According to the report, overall residential mortgage volume in Texas experienced modest growth in home purchase lending, with the number of purchase loans rising slightly from 328,504 in 2023 to 329,866 in 2024 — an increase of 0.41%. The aggregate dollar value of these loans also increased by approximately 1.25%, signaling continued demand for homeownership amid broader market fluctuations.
Refinancing activity surged dramatically during the same period. The number of refinance loans more than doubled — increasing by roughly 104% — while its total loan value jumped nearly 148%. This steep rise reflects heightened homeowner responsiveness to interest rate movements and opportunities for mortgage restructuring.
Other categories displayed mixed results:
- Property tax loans saw an 6.8% increase in count and an especially sharp rise in total loan amount (up over 50%), suggesting that borrowers increasingly tapped financing to meet local tax obligations.
- Home equity loans (primarily cash-out refinances) experienced moderate growth in both loan count (8.54%) and value (16.57%), indicating sustained interest in leveraging home equity for personal or financial needs.
- Home improvement loans declined slightly in both count and principal amount, hinting at a cooling in renovation projects or shifting consumer priorities.
- Reverse mortgage volumes declined marginally, despite a slight uptick in total loan amount.
The report further outlines market share dynamics among depository and non-depository lenders. Non-bank mortgage companies and mortgage bankers maintained a strong presence, particularly in certain loan categories, although banks and credit unions continued to play a significant role in owner-occupied home finance.
Innovative Technology Section Highlights AI Adoption
A prominent addition to this year’s report is a new section focused on technology and artificial intelligence (AI) in mortgage lending. The analysis explores how AI applications are reshaping underwriting, compliance, and customer engagement, underscored by recent state regulatory developments such as the Texas Responsible Artificial Intelligence Governance Act (TRAIGA). Industry stakeholders cited the importance of balancing innovation with consumer protection as AI tools become more integrated into loan processing and risk assessment frameworks.
SML officials emphasize that this technological evolution presents both opportunities and challenges for lenders and regulators alike. The agency notes that ongoing monitoring and adaptive governance frameworks will be critical in ensuring responsible use of AI across mortgage operations.

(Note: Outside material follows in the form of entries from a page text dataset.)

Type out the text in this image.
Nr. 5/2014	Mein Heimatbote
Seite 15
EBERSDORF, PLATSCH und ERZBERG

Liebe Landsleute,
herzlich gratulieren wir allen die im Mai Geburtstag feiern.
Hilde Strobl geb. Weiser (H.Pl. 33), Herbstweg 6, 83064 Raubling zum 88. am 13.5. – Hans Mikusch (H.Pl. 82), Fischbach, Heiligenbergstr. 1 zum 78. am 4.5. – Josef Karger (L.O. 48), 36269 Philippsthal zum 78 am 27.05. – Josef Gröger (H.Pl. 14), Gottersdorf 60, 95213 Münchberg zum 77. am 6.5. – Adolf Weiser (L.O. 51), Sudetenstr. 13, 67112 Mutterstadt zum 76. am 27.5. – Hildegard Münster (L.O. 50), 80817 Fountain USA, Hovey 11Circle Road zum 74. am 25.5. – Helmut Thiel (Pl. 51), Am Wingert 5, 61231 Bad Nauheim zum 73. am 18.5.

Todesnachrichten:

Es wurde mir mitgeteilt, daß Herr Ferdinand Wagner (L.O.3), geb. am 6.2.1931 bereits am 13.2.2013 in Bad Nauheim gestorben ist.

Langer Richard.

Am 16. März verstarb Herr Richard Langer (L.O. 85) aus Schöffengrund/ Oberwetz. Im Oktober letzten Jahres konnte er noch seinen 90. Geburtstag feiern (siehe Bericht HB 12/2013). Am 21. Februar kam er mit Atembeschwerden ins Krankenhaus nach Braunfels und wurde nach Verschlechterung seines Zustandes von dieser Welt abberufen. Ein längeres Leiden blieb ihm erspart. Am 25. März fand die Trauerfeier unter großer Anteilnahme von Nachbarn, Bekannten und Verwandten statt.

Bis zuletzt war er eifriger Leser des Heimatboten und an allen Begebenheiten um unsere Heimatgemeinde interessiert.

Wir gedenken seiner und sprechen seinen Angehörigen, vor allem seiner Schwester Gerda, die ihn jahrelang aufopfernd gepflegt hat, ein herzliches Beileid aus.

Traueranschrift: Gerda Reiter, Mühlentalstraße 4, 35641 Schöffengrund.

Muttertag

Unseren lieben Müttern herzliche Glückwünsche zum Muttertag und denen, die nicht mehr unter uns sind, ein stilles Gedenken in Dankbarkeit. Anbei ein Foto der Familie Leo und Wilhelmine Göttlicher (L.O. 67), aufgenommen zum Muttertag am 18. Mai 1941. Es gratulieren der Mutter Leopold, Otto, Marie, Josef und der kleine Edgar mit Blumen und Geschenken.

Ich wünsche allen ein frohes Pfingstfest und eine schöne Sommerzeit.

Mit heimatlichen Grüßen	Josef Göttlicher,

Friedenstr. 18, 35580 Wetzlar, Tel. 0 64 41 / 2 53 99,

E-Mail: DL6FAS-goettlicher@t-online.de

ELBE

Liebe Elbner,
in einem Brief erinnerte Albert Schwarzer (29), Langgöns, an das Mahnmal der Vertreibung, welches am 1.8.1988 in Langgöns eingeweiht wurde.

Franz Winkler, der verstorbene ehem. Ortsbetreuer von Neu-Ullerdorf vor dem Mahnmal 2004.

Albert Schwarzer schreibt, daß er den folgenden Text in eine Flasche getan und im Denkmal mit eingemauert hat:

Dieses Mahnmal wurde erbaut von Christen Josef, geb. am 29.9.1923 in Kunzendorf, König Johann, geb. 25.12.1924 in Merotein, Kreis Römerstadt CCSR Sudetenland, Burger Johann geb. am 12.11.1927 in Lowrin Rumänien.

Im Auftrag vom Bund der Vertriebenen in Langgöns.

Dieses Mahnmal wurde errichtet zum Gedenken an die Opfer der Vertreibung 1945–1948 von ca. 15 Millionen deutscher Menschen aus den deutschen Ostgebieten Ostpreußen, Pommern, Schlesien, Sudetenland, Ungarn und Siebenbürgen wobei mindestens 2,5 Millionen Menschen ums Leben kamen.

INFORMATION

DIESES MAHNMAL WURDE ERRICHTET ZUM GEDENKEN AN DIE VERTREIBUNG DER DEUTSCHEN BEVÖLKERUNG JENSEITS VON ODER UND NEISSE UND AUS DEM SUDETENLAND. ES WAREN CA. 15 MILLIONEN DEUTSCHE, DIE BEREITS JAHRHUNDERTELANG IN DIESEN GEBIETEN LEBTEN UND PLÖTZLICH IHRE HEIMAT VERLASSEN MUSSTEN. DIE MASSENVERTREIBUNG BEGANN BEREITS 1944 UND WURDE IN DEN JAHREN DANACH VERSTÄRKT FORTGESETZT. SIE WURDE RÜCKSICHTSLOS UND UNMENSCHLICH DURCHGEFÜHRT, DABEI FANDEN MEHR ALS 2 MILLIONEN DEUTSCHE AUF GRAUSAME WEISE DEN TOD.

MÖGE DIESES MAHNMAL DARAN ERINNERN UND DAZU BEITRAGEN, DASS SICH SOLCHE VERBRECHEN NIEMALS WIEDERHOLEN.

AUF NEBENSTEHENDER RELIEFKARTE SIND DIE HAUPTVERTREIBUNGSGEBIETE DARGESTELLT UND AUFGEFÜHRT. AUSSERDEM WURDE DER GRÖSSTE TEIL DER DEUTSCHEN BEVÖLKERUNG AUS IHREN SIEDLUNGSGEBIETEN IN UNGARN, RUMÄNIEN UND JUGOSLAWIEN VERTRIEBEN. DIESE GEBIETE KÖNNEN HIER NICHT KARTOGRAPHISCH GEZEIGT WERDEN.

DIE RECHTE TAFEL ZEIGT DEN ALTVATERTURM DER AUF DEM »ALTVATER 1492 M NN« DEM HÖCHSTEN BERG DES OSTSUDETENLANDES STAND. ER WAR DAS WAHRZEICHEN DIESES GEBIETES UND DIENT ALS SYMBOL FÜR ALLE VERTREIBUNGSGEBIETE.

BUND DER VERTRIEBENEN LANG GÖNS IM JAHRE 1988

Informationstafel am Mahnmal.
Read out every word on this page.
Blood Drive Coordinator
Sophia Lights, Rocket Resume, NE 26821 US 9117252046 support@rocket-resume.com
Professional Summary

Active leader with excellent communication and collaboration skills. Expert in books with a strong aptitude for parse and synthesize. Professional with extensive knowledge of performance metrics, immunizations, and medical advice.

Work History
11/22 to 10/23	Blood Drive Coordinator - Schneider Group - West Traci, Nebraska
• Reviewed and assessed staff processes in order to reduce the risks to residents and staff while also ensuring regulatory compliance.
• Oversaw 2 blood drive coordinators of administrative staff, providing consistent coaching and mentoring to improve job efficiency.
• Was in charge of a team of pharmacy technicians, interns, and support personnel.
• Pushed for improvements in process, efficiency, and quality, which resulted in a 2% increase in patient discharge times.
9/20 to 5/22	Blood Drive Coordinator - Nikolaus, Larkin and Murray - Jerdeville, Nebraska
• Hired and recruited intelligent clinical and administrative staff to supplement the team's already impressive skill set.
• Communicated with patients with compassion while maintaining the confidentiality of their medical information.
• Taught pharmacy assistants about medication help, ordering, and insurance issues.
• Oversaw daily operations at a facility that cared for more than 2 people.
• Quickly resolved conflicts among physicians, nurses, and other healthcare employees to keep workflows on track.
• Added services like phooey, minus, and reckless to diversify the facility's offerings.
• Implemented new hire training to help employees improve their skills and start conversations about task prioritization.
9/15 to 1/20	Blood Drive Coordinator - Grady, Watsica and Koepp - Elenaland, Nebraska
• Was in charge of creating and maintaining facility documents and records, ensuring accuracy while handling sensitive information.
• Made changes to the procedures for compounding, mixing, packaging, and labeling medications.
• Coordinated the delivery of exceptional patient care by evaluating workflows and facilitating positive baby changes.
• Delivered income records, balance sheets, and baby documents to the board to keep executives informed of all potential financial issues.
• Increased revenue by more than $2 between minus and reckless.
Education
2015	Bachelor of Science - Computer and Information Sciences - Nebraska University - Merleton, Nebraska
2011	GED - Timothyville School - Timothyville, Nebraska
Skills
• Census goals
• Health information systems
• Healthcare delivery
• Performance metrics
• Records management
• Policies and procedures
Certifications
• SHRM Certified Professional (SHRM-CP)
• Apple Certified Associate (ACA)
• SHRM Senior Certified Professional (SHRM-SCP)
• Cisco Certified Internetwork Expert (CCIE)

Regulatory Compliance And Outlook
The report, which fulfills the mandate of Article XVI, Section 50(s) of the Texas Constitution, also reflects SML’s role in overseeing licensing and market conduct for thousands of mortgage entities in the state.
With nearly 4,800 mortgage companies, bankers, servicers, and individual originators under its supervision, the agency continues to prioritize transparent reporting and informed policy guidance for industry participants and policymakers.